*sammylady37 It seems that you're the one worried about a childish idea of fairness, you seem upset about the idea that you shouldn't hoard assets and then maintain control of them after your death when you don't need them anymore. It reminds me of my child, many years ago when he was about 10, when he threw a tantrum about donating some toys he'd outgrown. We donated them anyway.
The idea that people deserve to hoard more than they need in this life and that they then deserve to control that hoard after they're dead, to enrich other people who didn't earn it or to punish other people from the grave, is abhorrent. It's not about fairness, it's about avarice, greed, cruelty, and stupidity. Unearned wealth and the rich/poor divide is at the root of every evil in society*
Living in your own home and keeping your savings in case you need them in the future is ‘hoarding’ now?
And it’s not about ‘maintaining control’ of my assets after my death. It’s about how I initially want my assets distributed. In my case, I’ll leave significant assets to niece A and none to niece B. I have a close, warm, deep relationship with niece A. I see niece B at funerals/weddings and tbh I suspect she’d struggle to pick me out of a line up. So, I’d like some of my assets to go to niece A and none of them to go to niece B. Why would I want to give her money/other assets? We’re practically strangers. In the last ten years we’ve seen each other three times. I get on better with my postman than I do with her, and see him more often! So yes, my will is unfair but I see no reason why it should be fair and I find it abhorrent and frankly disgusting that some think this niece B should have an automatic entitlement to my assets after my death simply because we are related. Insisting on ‘fairness’ in circumstances such as these is childish, among many other things.
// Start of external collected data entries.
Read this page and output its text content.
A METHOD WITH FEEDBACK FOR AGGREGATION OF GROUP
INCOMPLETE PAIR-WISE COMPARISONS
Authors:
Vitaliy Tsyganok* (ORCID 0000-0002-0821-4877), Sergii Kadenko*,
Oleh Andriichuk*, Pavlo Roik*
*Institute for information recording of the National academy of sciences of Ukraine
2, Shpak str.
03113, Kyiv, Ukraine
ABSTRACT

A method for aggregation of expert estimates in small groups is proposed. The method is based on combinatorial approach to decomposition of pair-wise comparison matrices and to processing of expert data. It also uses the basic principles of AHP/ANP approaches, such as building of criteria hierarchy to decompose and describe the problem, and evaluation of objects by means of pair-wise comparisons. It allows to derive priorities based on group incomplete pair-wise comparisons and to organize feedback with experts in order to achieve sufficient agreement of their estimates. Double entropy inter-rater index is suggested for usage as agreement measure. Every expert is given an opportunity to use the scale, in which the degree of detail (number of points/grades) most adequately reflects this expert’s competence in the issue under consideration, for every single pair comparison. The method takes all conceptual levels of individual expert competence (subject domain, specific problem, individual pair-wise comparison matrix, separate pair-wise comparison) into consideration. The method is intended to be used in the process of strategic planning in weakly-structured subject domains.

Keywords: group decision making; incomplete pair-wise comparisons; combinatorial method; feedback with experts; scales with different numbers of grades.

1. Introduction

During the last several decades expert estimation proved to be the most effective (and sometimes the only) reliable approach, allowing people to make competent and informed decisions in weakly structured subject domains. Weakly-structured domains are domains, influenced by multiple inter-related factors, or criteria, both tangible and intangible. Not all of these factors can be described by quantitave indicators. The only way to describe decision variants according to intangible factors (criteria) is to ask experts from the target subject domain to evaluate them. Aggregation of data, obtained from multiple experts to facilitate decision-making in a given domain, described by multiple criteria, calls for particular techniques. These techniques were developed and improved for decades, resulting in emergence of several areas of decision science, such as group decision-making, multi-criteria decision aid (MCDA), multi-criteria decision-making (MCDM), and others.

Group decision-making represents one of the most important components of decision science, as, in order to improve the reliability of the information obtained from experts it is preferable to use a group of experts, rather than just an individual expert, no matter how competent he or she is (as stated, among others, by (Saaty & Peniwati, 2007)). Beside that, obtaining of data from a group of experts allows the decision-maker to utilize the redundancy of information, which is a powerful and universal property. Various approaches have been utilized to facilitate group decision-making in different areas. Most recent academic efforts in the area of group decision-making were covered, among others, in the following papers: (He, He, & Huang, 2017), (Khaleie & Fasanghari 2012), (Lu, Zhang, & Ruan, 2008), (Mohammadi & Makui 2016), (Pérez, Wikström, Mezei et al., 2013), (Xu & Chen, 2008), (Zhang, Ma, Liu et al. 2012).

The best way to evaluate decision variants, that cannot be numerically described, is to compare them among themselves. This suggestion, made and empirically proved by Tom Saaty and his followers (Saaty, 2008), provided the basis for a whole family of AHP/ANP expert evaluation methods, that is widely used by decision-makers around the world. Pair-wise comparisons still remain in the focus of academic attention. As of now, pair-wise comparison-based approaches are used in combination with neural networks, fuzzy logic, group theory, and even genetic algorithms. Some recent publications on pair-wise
And, once niece A inherits from me, she can do whatever she wants to do with what she gets. I don’t want to maintain control at that point. The assets will then be hers to do with as she wishes. She may decide to share with niece B, which would be fine as that’s her choice. My issue is with the choice being taken from me at the point I’m divesting myself of my assets.
It’s not about ‘punishing’ niece B. It’s about acknowledging and respecting the relationship with niece A. Frankly, I don’t care enough about niece B to want to hurt or punish her. My will is about acknowledging those I’m close to. Others I’m not close to are obviously excluded but the mindset I sat down with was “who would I like to leave something to?” not “who do I want to exclude?”.
And lastly, you think unearned wealth and the rich/poor divide is at the root of “every evil” in society? Every evil? Really?